SALT LAKE CITY — A woman who allegedly faked having cancer for three years so she could have access to prescribed pain medication is being investigated, according to court documents.

As of Tuesday, the 45-year-old woman had not been arrested or charged. But according to a newly unsealed search warrant affidavit served in June by the Utah Insurance Fraud Division, the woman was admitted to the Huntsman Cancer Institute's intensive care unit in May "for sepsis and cancer related pain. (The woman) reported a history of endometrial cancer and an immune deficiency," according to the warrant.

But when a physician's assistant started asking the woman about her medical history, her version "was not consistent with procedural treatment of endometrial cancer or immune deficiency," the warrant states.

As doctors continued to investigate her alleged medical history, they talked to other doctors she had allegedly seen. But those doctors told investigators they never had a patient by that name, according to the warrant.

When investigators talked to the woman's primary care physician, he "stated that he did not have any actual medical records that confirmed (she) had cancer, but had been prescribing her pain medication" because of the information the woman had been giving him.

The lead investigator finally confronted the woman, who could not verify she actually had cancer.

The woman "admitted that she did not have cancer and was not being treated. (She) said that she was giving herself saline injections to make her family think that she was being treated for cancer," the warrant states. "Since October 2016, she has repeatedly told family and medical providers that she is being treated for cancer in order to obtain controlled substance pain medication. In the process of obtaining these medications, her medical insurance has been billed and paid for medical appointments and prescriptions."

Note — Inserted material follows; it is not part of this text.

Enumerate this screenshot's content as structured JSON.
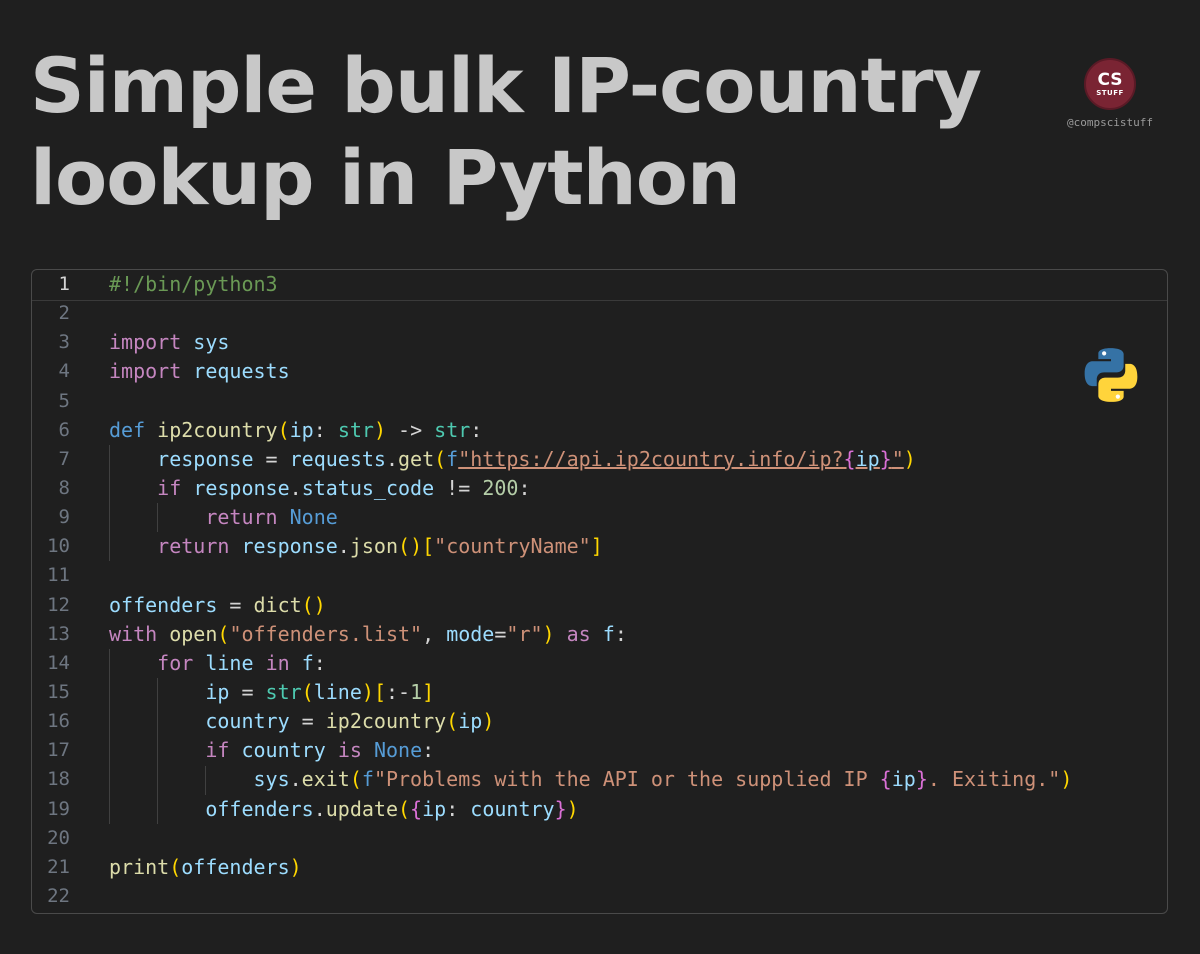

In 2017, the woman took a plea in abeyance to misdemeanor forgery and identity fraud charges, according to court records.

"Between April 2016 and July 2016, defendant forged the signature of a physician for at least three prescriptions for narcotics. Each of these prescriptions was done in the name of different family members, using their name and personal identifying information in order to fill the prescription," charging documents state.

But the woman violated the terms of her probation, and in March the plea in abeyance agreement was dropped and guilty convictions were entered, and she was placed on two years' probation, court records state.